A CONVICTED robber hit a prison officer over the head with a table leg, pushed him through a doorway and escaped.
Connor Lee Davies, 21, was on the run for nearly two weeks before he handed himself in at Wrexham Police Station.
Mold Crown Court heard how Davies received a seven-year sentence for robbery at Mold Crown Court in 2010.
He was sent to Altcourse Prison in Liverpool and his family were able to visit.
But Stephen Edwards, defending, said for some reason he was then detained at various other prisons in different parts of the country, including Doncaster and Torquay.
He ended up at the Thorncross open youth custody centre near Warrington but when he heard bad news about his mother’s health he panicked because he had not seen his family for a long time.
Davies broke a table and used the leg to try and smash a window.
A prison officer opened the front door of the unit to investigate what was going on.
But as he did so Davies ran at him brandishing the table leg, which had screws sticking out.
He hit the officer, Colin Charles Munn, on the head and knocked him to the floor.
That was on January 19 and he was at large until February 2 when he surrendered himself to police.
Prosecutor Anna Pope played CCTV evidence of the incident to the court and said the officer had been unable to return to work nights.
Judge Peter Heywood gave him an eight-month sentence to be served consecutively to his current sentence.
He said that would extend his earliest release date by a few months.

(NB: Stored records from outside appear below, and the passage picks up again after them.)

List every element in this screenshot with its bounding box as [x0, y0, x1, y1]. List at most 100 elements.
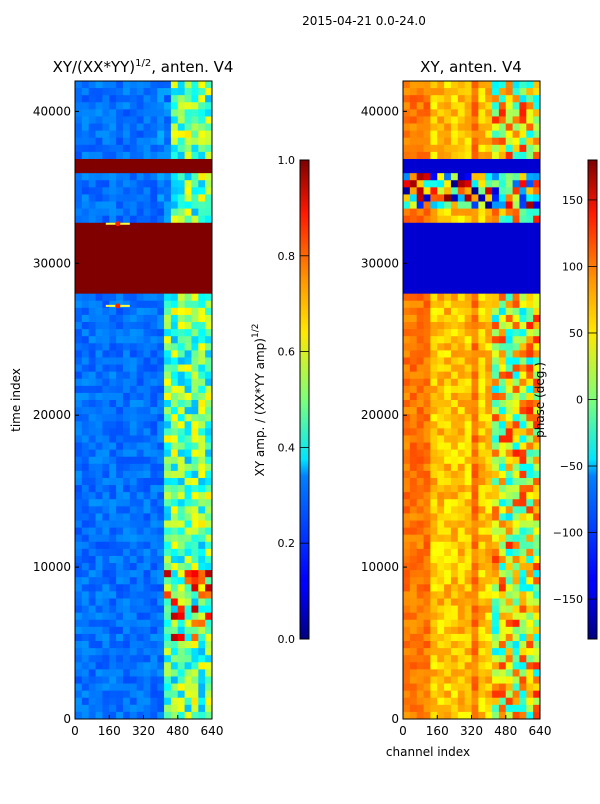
heatmap-cell [478, 258, 486, 266]
heatmap-cell [430, 711, 438, 720]
heatmap-cell [177, 641, 185, 649]
heatmap-cell [471, 704, 479, 713]
heatmap-cell [136, 81, 144, 89]
heatmap-cell [102, 442, 110, 451]
heatmap-cell [191, 598, 199, 606]
heatmap-cell [519, 697, 527, 706]
heatmap-cell [136, 265, 144, 273]
heatmap-cell [416, 570, 424, 578]
heatmap-cell [485, 605, 493, 614]
heatmap-cell [526, 612, 534, 621]
heatmap-cell [533, 435, 541, 443]
heatmap-cell [157, 385, 165, 394]
heatmap-cell [205, 336, 213, 344]
heatmap-cell [533, 251, 541, 259]
heatmap-cell [198, 492, 206, 500]
heatmap-cell [464, 258, 472, 266]
heatmap-cell [198, 329, 206, 337]
heatmap-cell [423, 485, 431, 493]
heatmap-cell [205, 329, 213, 337]
heatmap-cell [88, 449, 96, 458]
heatmap-cell [464, 563, 472, 571]
heatmap-cell [457, 187, 466, 195]
heatmap-cell [157, 194, 165, 202]
heatmap-cell [478, 534, 486, 543]
heatmap-cell [519, 527, 527, 536]
heatmap-cell [164, 534, 172, 543]
heatmap-cell [533, 428, 541, 436]
heatmap-cell [157, 272, 165, 280]
heatmap-cell [526, 194, 534, 202]
heatmap-cell [177, 350, 185, 358]
heatmap-cell [198, 229, 206, 238]
heatmap-cell [450, 251, 459, 259]
heatmap-cell [464, 137, 472, 146]
heatmap-cell [457, 414, 466, 422]
heatmap-cell [143, 513, 151, 521]
heatmap-cell [450, 293, 459, 302]
heatmap-cell [177, 322, 185, 330]
heatmap-cell [170, 151, 179, 160]
heatmap-cell [170, 527, 179, 536]
heatmap-cell [464, 158, 472, 167]
heatmap-cell [437, 144, 445, 153]
heatmap-cell [498, 555, 507, 564]
heatmap-cell [116, 378, 124, 387]
heatmap-cell [109, 570, 117, 578]
heatmap-cell [177, 137, 185, 146]
heatmap-cell [191, 201, 199, 209]
heatmap-cell [423, 662, 431, 670]
heatmap-cell [423, 506, 431, 514]
heatmap-cell [164, 343, 172, 351]
heatmap-cell [150, 336, 158, 344]
heatmap-cell [102, 563, 110, 571]
heatmap-cell [164, 584, 172, 592]
heatmap-cell [471, 605, 479, 614]
heatmap-cell [512, 534, 520, 543]
heatmap-cell [157, 449, 165, 458]
heatmap-cell [450, 662, 459, 670]
heatmap-cell [492, 563, 500, 571]
heatmap-cell [129, 385, 138, 394]
heatmap-cell [184, 187, 192, 195]
heatmap-cell [164, 626, 172, 635]
heatmap-cell [205, 123, 213, 132]
heatmap-cell [170, 378, 179, 387]
heatmap-cell [157, 81, 165, 89]
heatmap-cell [416, 322, 424, 330]
heatmap-cell [403, 534, 411, 543]
heatmap-cell [164, 215, 172, 224]
heatmap-cell [102, 669, 110, 677]
heatmap-cell [170, 144, 179, 153]
heatmap-cell [409, 322, 418, 330]
heatmap-cell [533, 407, 541, 415]
heatmap-cell [129, 400, 138, 408]
heatmap-cell [464, 151, 472, 160]
heatmap-cell [423, 520, 431, 528]
heatmap-cell [444, 371, 452, 380]
heatmap-cell [164, 619, 172, 628]
heatmap-cell [533, 619, 541, 628]
heatmap-cell [464, 371, 472, 380]
heatmap-cell [444, 442, 452, 451]
heatmap-cell [184, 626, 192, 635]
heatmap-cell [457, 570, 466, 578]
heatmap-cell [136, 626, 144, 635]
panel1-title: XY/(XX*YY)1/2, anten. V4 [53, 58, 234, 76]
heatmap-cell [505, 244, 513, 252]
heatmap-cell [170, 244, 179, 252]
heatmap-cell [485, 166, 493, 174]
heatmap-cell [143, 102, 151, 110]
heatmap-cell [136, 662, 144, 670]
heatmap-cell [498, 598, 507, 606]
heatmap-cell [444, 201, 452, 209]
heatmap-cell [205, 485, 213, 493]
heatmap-cell [129, 605, 138, 614]
heatmap-cell [75, 605, 83, 614]
heatmap-cell [485, 392, 493, 401]
heatmap-cell [409, 641, 418, 649]
heatmap-cell [444, 534, 452, 543]
heatmap-cell [191, 137, 199, 146]
heatmap-cell [198, 662, 206, 670]
heatmap-cell [519, 563, 527, 571]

The judge added it was said moving to different prisons had had an unsettling effect on Davies, of Queensway, Wrexham, and when he heard bad news about his mother’s health he was concerned because, having moved around, he had not seen his family for some time.
“You impulsively decided to try to escape,” the judge told him.
Fortunately the injuries were minor.
Davies admitted an escape charge last March but denied assaulting the officer.
A trial was due to be heard yesterday but he changed his plea to guilty after CCTV of the incident was produced by the prosecution.
The judge asked for a full explanation from the CPS why the CCTV had only been produced on the morning of the trial.
If it had been produced in March the matter would have been disposed of at that stage without “today’s fiasco”, he said.